As Townhouses in the Park is aware, the backwash from my pool, which amounts to about a bathtub’s worth every week or so, is eliminated on my property through a perforated pipe about 15-20 feet long into a French drain that is even longer. The diffuse drainage is unlikely in the extreme to have zeroed in on that unsuspecting bit of ivy after four years of peaceful coexistence. From the vantage point of my property, I am unable to discern any dead ivy; I cannot tell where the photo was taken. The plants on my property that are even closer to the point of drainage are alive and healthy. Even the ivy.
But, in the interest of resolving this matter in an amicable and neighborly fashion, I had the contractor who installed the pool and drainage system come to look at it. Unsurprisingly, he said there was no way my pool’s backwashed water was the cause of the dearly departed’s demise. Had my pool water been inclined to murder unsuspecting plants such as that particular patch of English ivy, it would do so from the point of drainage all the way to the wall; it would not have the necessary intelligence or purpose to target a single spot at least ten feet away from the point of drainage, leaving all plants between the drain and the target unmolested.
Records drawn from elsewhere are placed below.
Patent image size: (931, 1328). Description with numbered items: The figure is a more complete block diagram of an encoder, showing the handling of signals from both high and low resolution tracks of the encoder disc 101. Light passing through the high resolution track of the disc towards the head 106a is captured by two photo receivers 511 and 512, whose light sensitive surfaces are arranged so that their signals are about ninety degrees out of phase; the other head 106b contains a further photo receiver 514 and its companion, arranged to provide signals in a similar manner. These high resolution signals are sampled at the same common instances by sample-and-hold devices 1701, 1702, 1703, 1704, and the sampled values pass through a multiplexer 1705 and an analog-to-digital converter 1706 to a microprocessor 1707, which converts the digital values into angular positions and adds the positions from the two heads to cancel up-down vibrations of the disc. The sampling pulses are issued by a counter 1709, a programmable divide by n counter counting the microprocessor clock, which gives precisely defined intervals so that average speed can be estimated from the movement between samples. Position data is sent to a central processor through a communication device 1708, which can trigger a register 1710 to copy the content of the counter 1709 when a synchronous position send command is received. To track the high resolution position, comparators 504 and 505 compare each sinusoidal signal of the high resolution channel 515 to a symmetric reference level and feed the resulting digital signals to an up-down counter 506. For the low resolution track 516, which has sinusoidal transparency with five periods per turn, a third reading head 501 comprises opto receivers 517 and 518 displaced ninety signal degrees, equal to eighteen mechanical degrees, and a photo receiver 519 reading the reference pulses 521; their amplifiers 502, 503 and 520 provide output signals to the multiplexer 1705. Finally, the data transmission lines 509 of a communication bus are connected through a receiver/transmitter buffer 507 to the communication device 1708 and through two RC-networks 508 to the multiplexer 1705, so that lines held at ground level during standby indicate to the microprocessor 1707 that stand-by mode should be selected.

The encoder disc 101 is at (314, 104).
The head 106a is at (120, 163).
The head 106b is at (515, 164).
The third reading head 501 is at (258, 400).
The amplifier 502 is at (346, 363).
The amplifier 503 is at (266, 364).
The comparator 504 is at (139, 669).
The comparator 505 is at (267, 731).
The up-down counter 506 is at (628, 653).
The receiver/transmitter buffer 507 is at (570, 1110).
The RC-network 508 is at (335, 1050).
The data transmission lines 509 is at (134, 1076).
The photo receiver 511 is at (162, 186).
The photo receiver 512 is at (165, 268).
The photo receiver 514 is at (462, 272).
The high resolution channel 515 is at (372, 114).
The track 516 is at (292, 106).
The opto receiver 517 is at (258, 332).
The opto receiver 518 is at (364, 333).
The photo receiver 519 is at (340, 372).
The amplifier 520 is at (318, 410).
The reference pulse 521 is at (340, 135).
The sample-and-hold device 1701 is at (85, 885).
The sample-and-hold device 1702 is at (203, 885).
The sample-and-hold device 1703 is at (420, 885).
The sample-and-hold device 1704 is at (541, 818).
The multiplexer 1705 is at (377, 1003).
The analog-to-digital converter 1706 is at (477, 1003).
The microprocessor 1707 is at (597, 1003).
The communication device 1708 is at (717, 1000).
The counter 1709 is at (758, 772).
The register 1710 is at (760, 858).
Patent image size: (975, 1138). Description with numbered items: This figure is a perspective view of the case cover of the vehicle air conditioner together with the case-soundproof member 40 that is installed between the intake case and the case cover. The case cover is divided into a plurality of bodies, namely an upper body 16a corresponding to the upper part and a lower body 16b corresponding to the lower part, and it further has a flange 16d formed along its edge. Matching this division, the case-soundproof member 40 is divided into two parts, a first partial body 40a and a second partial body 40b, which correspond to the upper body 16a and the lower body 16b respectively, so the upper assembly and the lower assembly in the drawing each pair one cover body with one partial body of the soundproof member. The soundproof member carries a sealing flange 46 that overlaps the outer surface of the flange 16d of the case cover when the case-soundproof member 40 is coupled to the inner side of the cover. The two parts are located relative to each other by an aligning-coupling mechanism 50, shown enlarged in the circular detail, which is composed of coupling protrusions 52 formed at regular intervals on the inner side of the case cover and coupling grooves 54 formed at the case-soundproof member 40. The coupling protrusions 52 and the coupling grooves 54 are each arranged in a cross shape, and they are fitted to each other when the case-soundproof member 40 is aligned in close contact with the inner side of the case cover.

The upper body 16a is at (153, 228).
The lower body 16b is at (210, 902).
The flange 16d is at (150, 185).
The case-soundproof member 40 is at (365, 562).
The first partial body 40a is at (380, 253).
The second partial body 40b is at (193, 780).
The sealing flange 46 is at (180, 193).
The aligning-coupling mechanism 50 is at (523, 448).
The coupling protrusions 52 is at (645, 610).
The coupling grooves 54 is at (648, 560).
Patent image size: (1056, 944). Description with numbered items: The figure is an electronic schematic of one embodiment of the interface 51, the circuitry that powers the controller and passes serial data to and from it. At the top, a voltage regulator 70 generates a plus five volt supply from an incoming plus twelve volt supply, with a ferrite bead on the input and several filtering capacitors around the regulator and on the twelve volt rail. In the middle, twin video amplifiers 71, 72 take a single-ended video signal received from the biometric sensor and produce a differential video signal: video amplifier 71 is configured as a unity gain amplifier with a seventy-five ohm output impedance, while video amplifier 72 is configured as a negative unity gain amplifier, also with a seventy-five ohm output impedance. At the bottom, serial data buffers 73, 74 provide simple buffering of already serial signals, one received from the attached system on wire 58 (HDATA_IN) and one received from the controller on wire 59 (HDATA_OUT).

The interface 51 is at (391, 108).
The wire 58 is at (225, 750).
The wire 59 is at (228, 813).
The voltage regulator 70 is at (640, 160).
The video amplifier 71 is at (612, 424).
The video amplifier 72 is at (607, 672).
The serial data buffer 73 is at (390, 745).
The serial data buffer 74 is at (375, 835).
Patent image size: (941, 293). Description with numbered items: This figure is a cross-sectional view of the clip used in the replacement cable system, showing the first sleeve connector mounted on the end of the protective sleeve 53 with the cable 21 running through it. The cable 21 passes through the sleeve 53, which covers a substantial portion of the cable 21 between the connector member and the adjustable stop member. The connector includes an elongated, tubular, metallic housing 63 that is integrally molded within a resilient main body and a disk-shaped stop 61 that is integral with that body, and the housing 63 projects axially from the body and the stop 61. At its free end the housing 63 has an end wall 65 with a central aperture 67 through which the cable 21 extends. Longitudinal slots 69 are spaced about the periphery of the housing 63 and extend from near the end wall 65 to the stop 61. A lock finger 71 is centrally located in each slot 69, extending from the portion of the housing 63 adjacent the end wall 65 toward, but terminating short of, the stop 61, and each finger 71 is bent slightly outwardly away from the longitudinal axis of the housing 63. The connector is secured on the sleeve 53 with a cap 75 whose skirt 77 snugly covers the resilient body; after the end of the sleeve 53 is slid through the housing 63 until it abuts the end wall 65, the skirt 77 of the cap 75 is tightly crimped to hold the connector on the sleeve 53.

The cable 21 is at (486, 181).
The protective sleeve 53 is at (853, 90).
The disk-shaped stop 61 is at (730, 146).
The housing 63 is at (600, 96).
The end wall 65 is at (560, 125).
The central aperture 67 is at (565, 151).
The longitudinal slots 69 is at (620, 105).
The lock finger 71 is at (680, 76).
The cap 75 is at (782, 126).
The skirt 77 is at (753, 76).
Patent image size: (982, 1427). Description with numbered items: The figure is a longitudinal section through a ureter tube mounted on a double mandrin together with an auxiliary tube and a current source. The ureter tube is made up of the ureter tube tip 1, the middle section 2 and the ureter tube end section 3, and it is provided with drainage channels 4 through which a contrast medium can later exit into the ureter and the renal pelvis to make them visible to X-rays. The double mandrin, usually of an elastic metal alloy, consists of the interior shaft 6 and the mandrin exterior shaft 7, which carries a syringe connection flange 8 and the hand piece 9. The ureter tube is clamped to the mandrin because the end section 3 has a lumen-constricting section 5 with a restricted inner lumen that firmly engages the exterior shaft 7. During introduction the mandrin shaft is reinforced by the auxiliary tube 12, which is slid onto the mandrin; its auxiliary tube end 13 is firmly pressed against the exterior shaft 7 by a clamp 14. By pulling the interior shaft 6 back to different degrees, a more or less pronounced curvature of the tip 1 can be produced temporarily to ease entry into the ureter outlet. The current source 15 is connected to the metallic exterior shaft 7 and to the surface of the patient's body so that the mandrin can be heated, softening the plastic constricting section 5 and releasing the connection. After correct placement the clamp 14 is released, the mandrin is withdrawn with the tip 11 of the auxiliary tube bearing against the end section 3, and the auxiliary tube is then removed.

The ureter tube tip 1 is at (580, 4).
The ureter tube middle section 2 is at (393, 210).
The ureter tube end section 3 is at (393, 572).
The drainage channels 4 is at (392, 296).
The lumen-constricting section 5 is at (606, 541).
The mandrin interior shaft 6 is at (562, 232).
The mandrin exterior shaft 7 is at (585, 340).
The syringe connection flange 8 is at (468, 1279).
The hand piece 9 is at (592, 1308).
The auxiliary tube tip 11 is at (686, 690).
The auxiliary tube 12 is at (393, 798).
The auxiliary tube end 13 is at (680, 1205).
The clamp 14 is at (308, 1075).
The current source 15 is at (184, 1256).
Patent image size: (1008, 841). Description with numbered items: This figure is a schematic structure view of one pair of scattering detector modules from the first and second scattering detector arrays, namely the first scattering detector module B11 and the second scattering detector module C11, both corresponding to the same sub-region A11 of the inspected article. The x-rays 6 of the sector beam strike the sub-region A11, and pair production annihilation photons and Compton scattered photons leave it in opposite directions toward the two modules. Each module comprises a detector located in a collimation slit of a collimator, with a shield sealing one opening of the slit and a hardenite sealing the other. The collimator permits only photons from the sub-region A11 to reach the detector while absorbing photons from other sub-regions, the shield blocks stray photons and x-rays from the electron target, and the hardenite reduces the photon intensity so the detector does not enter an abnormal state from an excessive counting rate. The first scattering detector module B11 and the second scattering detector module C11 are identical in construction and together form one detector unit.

That’s just how terrorist swimming pools and their affiliated suicide bomber drainage systems roll.
The seepage pipe in the wall is similarly unaffected by me backwashing my pool. By the time the water gets from the drain to the wall, it has gone through soil at least ten feet wide, twenty feet in length, and ten feet in depth. There is simply not enough water concentrated in that area at any given time to cause the problem complained of.
Townhouses in the Park should be aware that in the event there ever really is a problem that I don’t already know about (and haven’t promptly taken reasonable steps to address), I may not take them seriously. There is a story about a little boy who cried “wolf.” The Townhouses in the Park Property Owners Association should familiarize themselves with the moral to that story.
Should I?
Oh, hell. I know I shouldn’t. But I really, really want to.